L'Ordre chinois signifie à la fois "impératif" et "ordonnancement" entrelacés. "Camarade" se dit en chinois "Tung (même) Chi (volonté)", signifiant une communauté d'intention et d'action (pouvant rappeler le mot grec synodos (à l'origine de synode), "chemin commun").

[modifier] Avoir l'autorité ou être l'autorité?

Dans les œuvres de Erich Fromm, “Avoir ou être?” est le résumé et le carrefour de toutes ses idées majeures de “Union-au-monde”.
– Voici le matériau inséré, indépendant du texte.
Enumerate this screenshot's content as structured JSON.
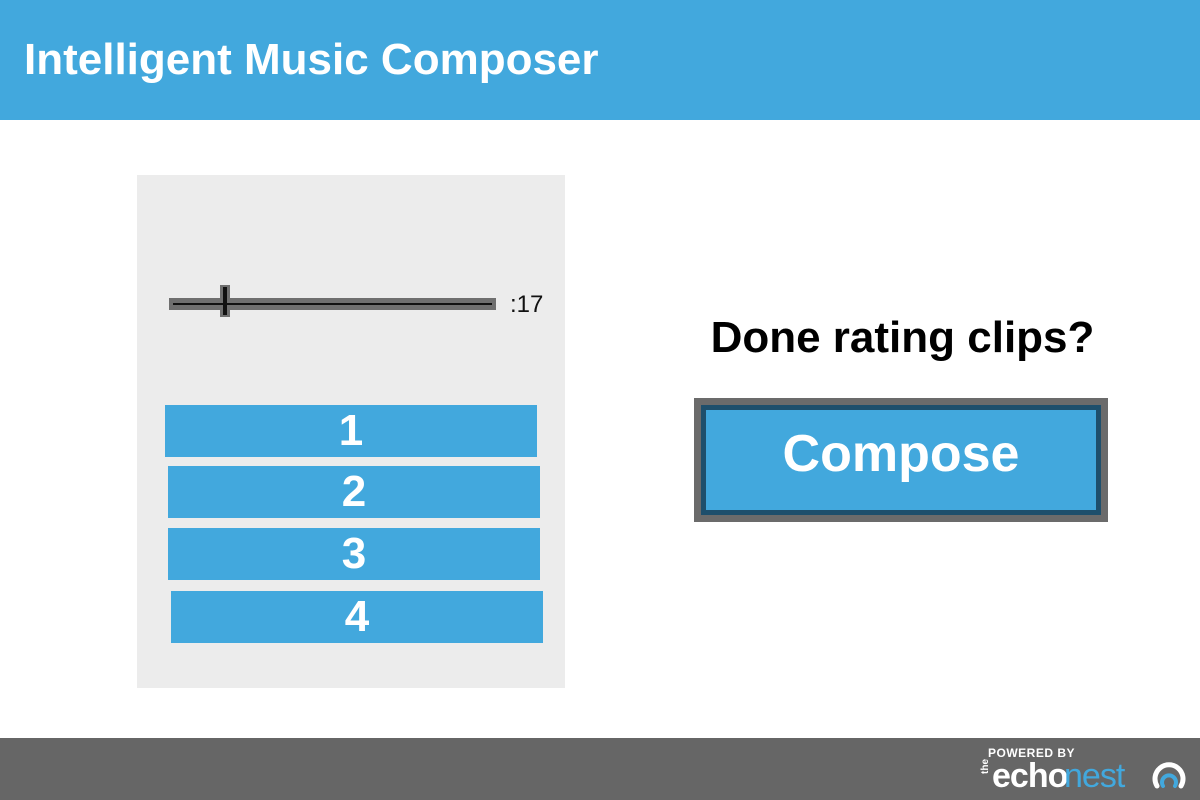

Un autre exemple de la différence entre le mode ”avoir” et le mode “être” est l’exercice de l’autorité. Le point essentiel s’exprime par la différence entre “avoir” de l’autorité et “être” une autorité. Chacun (ou presque) d’entre nous exerce une autorité, du moins à certaines périodes de sa vie. Ceux qui élèvent des enfants doivent exercer une autorité - qu’ils le veuillent ou non pour protéger leurs enfants et leur donner un minimum de conseils sur la conduite à tenir en différentes circonstances. Dans la société patriarcale, les femmes, également, sont soumises à une autorité de la part de la majorité des hommes. Presque tous les membres d’une société bureaucratique hiérarchiquement organisée, comme la nôtre, exercent une autorité, sauf les individus qui se situent au plus bas de l’échelle sociale et qui ne sont qu’objets d’autorité.

Notre compréhension de l’autorité selon les deux modes nécessite que nous admettions que le mot "autorité" représente un terme général qui a deux acceptions totalement différentes: l’autorité peut être "rationnelle" ou "irrationnelle". L’autorité rationnelle est fondée sur la compétence et elle aide à se développer la personne qui s’appuie sur elle. L’autorité irrationnelle est fondée sur le pouvoir et sert à exploiter la personne qui lui est soumise.

Dans les sociétés les plus primitives, c’est-à-dire dans les sociétés de cueillette et de chasse, l’autorité est exercée par la personne qui est généralement reconnue comme étant compétente dans une certaine tâche. Les qualités dont relève cette compétence dépendent surtout de circonstances spécifiques, bien qu’il semble qu’on puisse y inclure l’expérience, la sagesse, la générosité, l’habileté, la "présence", le courage. Dans la plupart de ces tribus, il n’existe aucune autorité permanente, mais une autorité émerge en cas de besoin.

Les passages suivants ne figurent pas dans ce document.